Под открытками лежали её дневники. Толстые общие тетради, исписанные мелким почерком. Она вела их с восемнадцати лет — записывала мысли, планы, переживания. Здесь были записи о первых свиданиях с будущим мужем, о родах, о первых шагах детей, о болезнях, о радостях…
— Катя, — голос прозвучал хрипло. — Ты читала?
— Что читала? — дочь оторвалась от цветов.
— Это. — Лидия показала на коробку. — Мои дневники.
— Мам, да кому они нужны? — Катя пожала плечами. — Там всякие записи древние, почерк не разобрать. Лучше место освободить для нужных вещей.
Лидия достала одну тетрадь, открыла наугад. «Катя сегодня первый раз сказала «мама»! Мы с Витей чуть не прыгали до потолка. Она сидела в кроватке, играла с погремушкой, и вдруг — «ма-ма». Я расплакалась от счастья.»
— Катя, ты помнишь, когда первый раз сказала «мама»? — тихо спросила она.
— Что? — дочь не расслышала, возилась с поливалкой.
Лидия перелистнула страницы. «Катя заболела, температура под сорок. Врач сказал — больница. Я не спала три ночи, сидела рядом, читала сказки. Она всё просила: «Мама, не уходи, мне страшно». Как же я могу уйти, когда ты болеешь, солнышко моё…»
Ещё страница. «Лена принесла двойку за сочинение. Расстроилась, плачет. Я сказала — не беда, перепишем вместе. Она обняла меня: «Мама, ты лучше всех понимаешь». Мы просидели до полуночи, переписывали про Пушкина.»
В самом низу коробки лежали фотографии. Первые дни в роддоме, выписка, первые купания, день рождения годика… Дети маленькие, беззубые, счастливые. Она молодая, усталая, но сияющая от материнского счастья.
— Мам, а долго ты ещё будешь с этим возиться? — Катя посмотрела на часы. — Мне за детьми идти надо, а ты тут коробки разбираешь.
— Иди, — сказала Лидия, не поднимая головы. — Я сама.
Катя ушла, стуча каблуками по плитке.
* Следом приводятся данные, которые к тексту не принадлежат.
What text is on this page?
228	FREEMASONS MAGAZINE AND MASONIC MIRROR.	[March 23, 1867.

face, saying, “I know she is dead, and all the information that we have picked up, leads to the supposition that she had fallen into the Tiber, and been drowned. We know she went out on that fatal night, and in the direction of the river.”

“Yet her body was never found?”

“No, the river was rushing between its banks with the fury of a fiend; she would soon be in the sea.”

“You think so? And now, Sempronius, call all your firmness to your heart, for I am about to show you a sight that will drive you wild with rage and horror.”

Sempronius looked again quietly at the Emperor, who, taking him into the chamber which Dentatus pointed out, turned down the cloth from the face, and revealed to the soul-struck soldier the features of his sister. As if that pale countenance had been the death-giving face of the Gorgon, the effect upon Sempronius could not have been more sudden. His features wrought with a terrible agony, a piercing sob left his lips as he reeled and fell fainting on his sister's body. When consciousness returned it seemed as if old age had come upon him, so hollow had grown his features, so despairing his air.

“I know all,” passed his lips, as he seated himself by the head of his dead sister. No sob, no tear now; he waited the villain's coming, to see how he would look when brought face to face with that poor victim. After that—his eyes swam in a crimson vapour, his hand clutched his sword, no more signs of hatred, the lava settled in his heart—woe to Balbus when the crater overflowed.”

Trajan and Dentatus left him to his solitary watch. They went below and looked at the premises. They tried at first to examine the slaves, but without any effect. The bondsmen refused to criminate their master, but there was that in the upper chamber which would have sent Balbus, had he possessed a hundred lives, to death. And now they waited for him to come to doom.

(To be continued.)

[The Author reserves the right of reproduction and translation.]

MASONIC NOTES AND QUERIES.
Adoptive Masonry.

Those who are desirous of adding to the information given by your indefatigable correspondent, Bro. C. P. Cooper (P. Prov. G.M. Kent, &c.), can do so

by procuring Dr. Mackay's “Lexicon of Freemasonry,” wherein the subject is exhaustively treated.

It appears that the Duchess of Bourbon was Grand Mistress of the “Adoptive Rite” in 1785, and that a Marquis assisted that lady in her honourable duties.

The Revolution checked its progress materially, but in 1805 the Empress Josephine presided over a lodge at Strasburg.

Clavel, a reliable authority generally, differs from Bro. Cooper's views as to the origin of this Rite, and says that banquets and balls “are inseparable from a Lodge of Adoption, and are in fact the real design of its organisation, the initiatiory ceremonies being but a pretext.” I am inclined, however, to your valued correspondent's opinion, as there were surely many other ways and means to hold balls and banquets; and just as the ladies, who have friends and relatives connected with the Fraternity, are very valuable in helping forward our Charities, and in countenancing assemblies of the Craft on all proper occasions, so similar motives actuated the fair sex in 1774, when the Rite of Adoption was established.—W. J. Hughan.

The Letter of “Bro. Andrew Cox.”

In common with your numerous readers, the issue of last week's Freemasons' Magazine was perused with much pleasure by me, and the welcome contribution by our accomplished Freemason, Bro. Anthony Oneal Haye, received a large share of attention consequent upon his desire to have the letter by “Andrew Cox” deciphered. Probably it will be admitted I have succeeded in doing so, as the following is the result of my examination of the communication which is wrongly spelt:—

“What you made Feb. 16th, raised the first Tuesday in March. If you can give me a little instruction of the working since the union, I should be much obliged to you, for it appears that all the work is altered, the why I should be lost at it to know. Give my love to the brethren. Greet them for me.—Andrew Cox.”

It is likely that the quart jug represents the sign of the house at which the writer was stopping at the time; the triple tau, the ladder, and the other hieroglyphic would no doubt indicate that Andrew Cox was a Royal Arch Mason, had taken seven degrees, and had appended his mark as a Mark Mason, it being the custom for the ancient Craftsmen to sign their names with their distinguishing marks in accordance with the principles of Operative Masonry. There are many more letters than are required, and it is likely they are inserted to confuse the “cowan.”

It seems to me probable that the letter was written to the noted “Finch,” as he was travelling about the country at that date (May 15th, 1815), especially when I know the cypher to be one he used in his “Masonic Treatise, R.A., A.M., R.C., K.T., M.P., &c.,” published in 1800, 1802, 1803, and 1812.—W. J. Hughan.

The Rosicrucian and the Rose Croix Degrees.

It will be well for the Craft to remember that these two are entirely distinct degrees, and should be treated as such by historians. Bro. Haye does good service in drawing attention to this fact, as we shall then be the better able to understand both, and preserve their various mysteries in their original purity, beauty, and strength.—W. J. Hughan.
А Лидия сидела на веранде, держа в руках своё прошлое, которое дочь хотела выбросить как ненужный хлам.
Она аккуратно сложила всё обратно, завязала коробку. Потащила к себе в комнату — в мастерскую. Поставила рядом с другими коробками.
Теперь вся её жизнь помещалась в картонной таре.
А дом продолжал жить своей новой жизнью, где для её памяти больше не было места.
К вечеру дом успокоился. Дети легли спать, Катя с Андреем ушли к соседям на день рождения. Лидия сидела на кухне с чашкой остывшего чая и смотрела в окно на тёмный сад.
Решение пришло само собой, тихо и естественно, как наступление сумерек.
Она поднялась, прошла в свою бывшую комнату. Достала из шкафа старую дорожную сумку — ту, с которой ездила к сестре в Тверь ещё в девяностых. Кожа потрескалась, замок заедал, но сумка была прочной.
Что взять с собой? Лидия оглядела коробки, стоящие вдоль стены. Всё или ничего? Она выбрала малое. Две смены белья, тёплый свитер, тапочки. Фотографию с мужем — единственную, где они оба улыбаются по-настоящему. Деревянный уровень деда. Тетрадь с рецептами, записанными маминой рукой.
Денег у неё было немного — пенсия, которую откладывала по мелочи. Но хватит на первое время.
Она переоделась в тёмное платье, которое не носила уже два года. Накинула пальто — старое, ещё советское, но тёплое и удобное. Волосы собрала в небольшой пучок, заколола шпильками.
В зеркале прихожей отразилась незнакомая женщина. Решительная, собранная. Не та, которая последние месяцы металась по дому, как тень.
На кухонном столе она оставила записку. Коротко: «Ушла к Виталию. Не ищите. Лида.»
Виталий жил через дом. Вдовец, как и она. Иногда они перекидывались парой слов через забор, он помогал ей с тяжёлыми сумками. Хорошый человек, спокойный.
Лидия взяла сумку, последний раз оглядела дом. В прихожей висели детские куртки, в углу стояли сапожки внуков. На полке — Катины краски, кисти в банке с водой. Всё чужое, новое, живое.